The lawsuit that the federal Department of Justice filed against the Southern Co. that could force the company to pony up as much as $1 billion to clean up its coal-burning power plants is in jeopardy.

According to the Wall Street Journal and the environmental newsletters Air Daily and Oil Daily, the U.S. Environmental Protection Agency soon will announce changes in the way it enforces clean air laws. Those changes could lead the Department of Justice to drop its lawsuit against Southern Co.

A spokesman in EPA’s Atlanta office said he didn’t know anything about the proposed changes.

On Nov. 3, 1999, the U.S. Department of Justice filed lawsuits against eight utility companies that operate 32 older, coal-burning power plants.

One of those suits says Southern Co. spent hundreds of millions of dollars to improve productivity at 10 plants, but never upgraded pollution controls at those plants.

Three other power companies settled their lawsuits with the Justice Department, each for more than $1 billion that will be spent on pollution controls aimed at reducing emissions by more than 750,000 tons each year between them.

If Southern Co. was forced to upgrade its plants, the company could reduce its sulfur dioxide (a greenhouse gas) output by 892,000 tons and its nitrogen dioxide (a key component of ozone) emissions by 242,000 tons, according to the U.S. Public Interest Research Group.

The crux of the lawsuits revolves around an technical term called routine maintenance. Power companies, including Southern, say that the improvements they made at their plants were routine maintenance and therefore didn’t require further pollution control upgrades. The Justice Department and the U.S. Environmental Protection Agency say the work done at the plants was more than routine maintenance and does require pollution upgrades.

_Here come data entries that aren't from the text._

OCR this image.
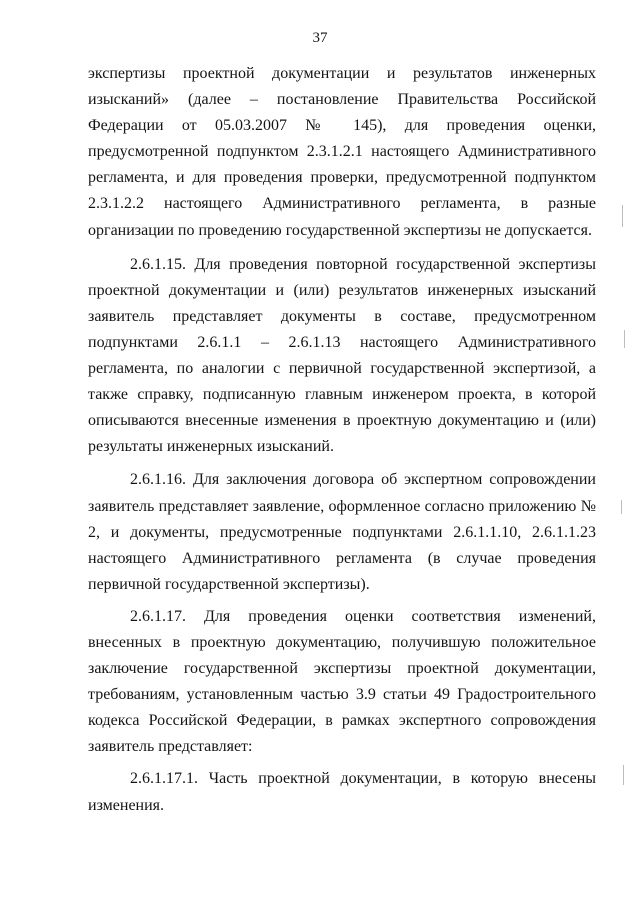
37

экспертизы проектной документации и результатов инженерных изысканий» (далее – постановление Правительства Российской Федерации от 05.03.2007 № 145), для проведения оценки, предусмотренной подпунктом 2.3.1.2.1 настоящего Административного регламента, и для проведения проверки, предусмотренной подпунктом 2.3.1.2.2 настоящего Административного регламента, в разные организации по проведению государственной экспертизы не допускается.

2.6.1.15. Для проведения повторной государственной экспертизы проектной документации и (или) результатов инженерных изысканий заявитель представляет документы в составе, предусмотренном подпунктами 2.6.1.1 – 2.6.1.13 настоящего Административного регламента, по аналогии с первичной государственной экспертизой, а также справку, подписанную главным инженером проекта, в которой описываются внесенные изменения в проектную документацию и (или) результаты инженерных изысканий.

2.6.1.16. Для заключения договора об экспертном сопровождении заявитель представляет заявление, оформленное согласно приложению № 2, и документы, предусмотренные подпунктами 2.6.1.1.10, 2.6.1.1.23 настоящего Административного регламента (в случае проведения первичной государственной экспертизы).

2.6.1.17. Для проведения оценки соответствия изменений, внесенных в проектную документацию, получившую положительное заключение государственной экспертизы проектной документации, требованиям, установленным частью 3.9 статьи 49 Градостроительного кодекса Российской Федерации, в рамках экспертного сопровождения заявитель представляет:

2.6.1.17.1. Часть проектной документации, в которую внесены изменения.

Here’s where things get really tricky. Along the way, just about every other energy provider in the country pumped record amounts of soft money and political action committee contributions into federal candidates.

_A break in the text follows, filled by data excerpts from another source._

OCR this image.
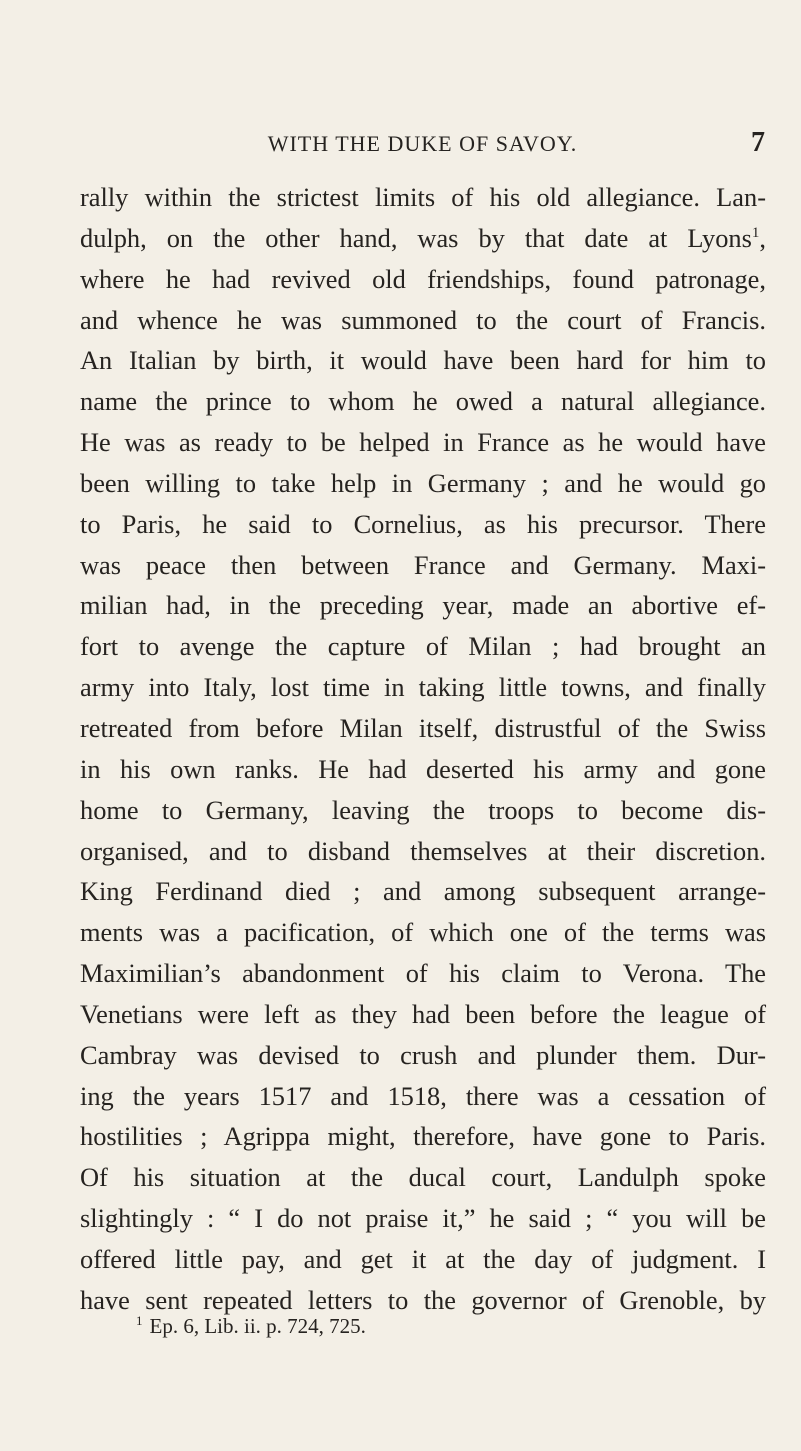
WITH THE DUKE OF SAVOY.	7
rally within the strictest limits of his old allegiance. Lan-
dulph, on the other hand, was by that date at Lyons$^1$,
where he had revived old friendships, found patronage,
and whence he was summoned to the court of Francis.
An Italian by birth, it would have been hard for him to
name the prince to whom he owed a natural allegiance.
He was as ready to be helped in France as he would have
been willing to take help in Germany ; and he would go
to Paris, he said to Cornelius, as his precursor. There
was peace then between France and Germany. Maxi-
milian had, in the preceding year, made an abortive ef-
fort to avenge the capture of Milan ; had brought an
army into Italy, lost time in taking little towns, and finally
retreated from before Milan itself, distrustful of the Swiss
in his own ranks. He had deserted his army and gone
home to Germany, leaving the troops to become dis-
organised, and to disband themselves at their discretion.
King Ferdinand died ; and among subsequent arrange-
ments was a pacification, of which one of the terms was
Maximilian’s abandonment of his claim to Verona. The
Venetians were left as they had been before the league of
Cambray was devised to crush and plunder them. Dur-
ing the years 1517 and 1518, there was a cessation of
hostilities ; Agrippa might, therefore, have gone to Paris.
Of his situation at the ducal court, Landulph spoke
slightingly : “ I do not praise it,” he said ; “ you will be
offered little pay, and get it at the day of judgment. I
have sent repeated letters to the governor of Grenoble, by
$^1$ Ep. 6, Lib. ii. p. 724, 725.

Southern Co., its subsidiaries and employees gave $1.4 million, more than anyone else during the 1999-2000 election cycle.

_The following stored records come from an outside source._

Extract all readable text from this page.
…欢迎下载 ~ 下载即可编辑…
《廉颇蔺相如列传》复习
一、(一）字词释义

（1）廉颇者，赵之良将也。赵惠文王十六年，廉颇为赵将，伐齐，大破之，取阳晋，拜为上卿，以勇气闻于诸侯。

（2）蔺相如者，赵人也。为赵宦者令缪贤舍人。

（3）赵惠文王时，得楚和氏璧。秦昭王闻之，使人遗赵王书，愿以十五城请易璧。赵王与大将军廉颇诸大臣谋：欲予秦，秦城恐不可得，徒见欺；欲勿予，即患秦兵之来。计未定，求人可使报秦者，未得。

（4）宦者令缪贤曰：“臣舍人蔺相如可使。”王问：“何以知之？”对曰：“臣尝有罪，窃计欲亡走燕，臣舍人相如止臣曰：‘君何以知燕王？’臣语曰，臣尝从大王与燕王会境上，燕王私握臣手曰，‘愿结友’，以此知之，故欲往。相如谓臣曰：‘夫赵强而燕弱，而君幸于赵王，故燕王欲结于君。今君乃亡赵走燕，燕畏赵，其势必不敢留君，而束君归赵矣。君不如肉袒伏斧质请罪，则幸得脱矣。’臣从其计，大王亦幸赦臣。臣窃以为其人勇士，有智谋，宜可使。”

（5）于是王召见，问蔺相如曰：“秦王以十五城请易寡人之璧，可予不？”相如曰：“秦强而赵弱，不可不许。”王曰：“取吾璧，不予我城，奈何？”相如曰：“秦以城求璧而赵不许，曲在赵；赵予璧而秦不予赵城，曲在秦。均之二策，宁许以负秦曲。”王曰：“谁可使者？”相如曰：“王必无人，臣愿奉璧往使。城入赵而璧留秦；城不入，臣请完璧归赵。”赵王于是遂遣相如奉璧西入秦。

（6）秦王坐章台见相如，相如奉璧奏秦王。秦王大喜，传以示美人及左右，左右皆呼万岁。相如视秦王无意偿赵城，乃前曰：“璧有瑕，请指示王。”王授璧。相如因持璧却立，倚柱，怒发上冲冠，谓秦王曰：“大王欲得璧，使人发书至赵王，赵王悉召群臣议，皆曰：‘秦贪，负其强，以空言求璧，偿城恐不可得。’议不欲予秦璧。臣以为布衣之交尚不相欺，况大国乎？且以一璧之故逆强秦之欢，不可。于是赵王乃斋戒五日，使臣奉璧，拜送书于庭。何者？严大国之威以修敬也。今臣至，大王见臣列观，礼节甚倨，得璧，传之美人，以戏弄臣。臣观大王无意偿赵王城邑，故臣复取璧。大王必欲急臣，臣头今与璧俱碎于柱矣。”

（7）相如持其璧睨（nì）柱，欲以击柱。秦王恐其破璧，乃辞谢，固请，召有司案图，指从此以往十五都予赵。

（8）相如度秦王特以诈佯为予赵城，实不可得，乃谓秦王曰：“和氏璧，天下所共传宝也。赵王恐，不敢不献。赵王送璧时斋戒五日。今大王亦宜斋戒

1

Southern Co. also paid $220,000 for the lobbying services of former national GOP chairman Haley Barbour, who’s been involved in the discussions on the EPA’s definition of routine maintenance since June.

Lo and behold, as part of its national energy policy, the Bush/Cheney administration ordered the EPA to review its definition of routine maintenance. It’s this review that the EPA is expected to release, possibly as early as Dec. 21.??